Analysis of the electrophysiological effects of ambasilide, a new antiarrhythmic agent, in canine isolated ventricular muscle and purkinje fibers

The aim of the study was to determine the in vitro rate-dependent cellular electrophysiological effects of ambasilide (10 and 20 microM/l), a new investigational antiarrhythmic agent, in canine isolated ventricular muscle and Purkinje fibers by applying the standard microelectrode technique. At the cycle length (CL) of 1000 ms, ambasilide significantly prolonged the action potential duration measured at 90% repolarization (APD(90)) in both ventricular muscle and Purkinje fibers. Ambasilide (10 microM/l) produced a more marked prolongation of APD(90) at lower stimulation frequencies in Purkinje fibers (at CL of 2000 ms = 56.0 +/- 16.1%, n = 6, versus CL of 400 ms = 15.1 +/- 3.7%, n = 6; p < 0.05), but, in 20 microM/l, this effect was considerably diminished (15.2 +/- 3.6%, n = 6, versus 7.3 +/- 5.1%, n = 6, p < 0.05). In ventricular muscle, however, both concentrations of the drug induced an almost frequency-independent lengthening of APD(90) in response to a slowing of the stimulation rate (in 20 microM/l at CL of 5000 ms = 19.0 +/- 1.5%, n = 9, versus CL of 400 ms = 16.9 +/- 1.4%, n = 9). Ambasilide induced a marked rate-dependent depression of the maximal rate of rise of the action potential upstroke (V(max)) (in 20 microM/l at CL of 300 ms = -45.1 +/- 3.9%, n = 6, versus CL of 5000 ms = -8.5 +/- 3.9%, n = 6, p < 0. 05, in ventricular muscle) and the corresponding recovery of V(max) time constant was tau = 1082.5 +/- 205.1 ms (n = 6).

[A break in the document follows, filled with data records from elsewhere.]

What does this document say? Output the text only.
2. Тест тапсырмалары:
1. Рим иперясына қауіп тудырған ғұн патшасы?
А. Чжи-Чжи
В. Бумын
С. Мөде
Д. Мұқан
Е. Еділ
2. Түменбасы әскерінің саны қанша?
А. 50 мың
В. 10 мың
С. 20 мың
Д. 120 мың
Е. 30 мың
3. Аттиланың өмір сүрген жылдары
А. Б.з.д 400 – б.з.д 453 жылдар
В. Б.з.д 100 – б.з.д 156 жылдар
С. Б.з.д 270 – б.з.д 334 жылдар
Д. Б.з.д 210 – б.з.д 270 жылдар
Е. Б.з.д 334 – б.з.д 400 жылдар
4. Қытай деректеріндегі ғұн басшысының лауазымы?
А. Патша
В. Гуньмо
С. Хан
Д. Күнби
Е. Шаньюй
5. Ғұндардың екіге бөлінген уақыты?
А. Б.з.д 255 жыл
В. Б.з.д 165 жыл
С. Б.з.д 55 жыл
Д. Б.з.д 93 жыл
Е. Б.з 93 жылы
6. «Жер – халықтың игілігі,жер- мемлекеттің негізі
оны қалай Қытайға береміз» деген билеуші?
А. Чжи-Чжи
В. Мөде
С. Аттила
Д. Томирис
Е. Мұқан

These data suggest that ambasilide, in addition to its Class III antiarrhythmic action, which is presumably due to its inhibitory effect on the delayed rectifier potassium current, possesses I/B type antiarrhythmic properties as a result of the inhibition of the fast sodium channels at high frequency rate with relatively fast kinetics. This latter effect may play an important role in its known less-pronounced proarrhythmic ("torsadogenic") potential.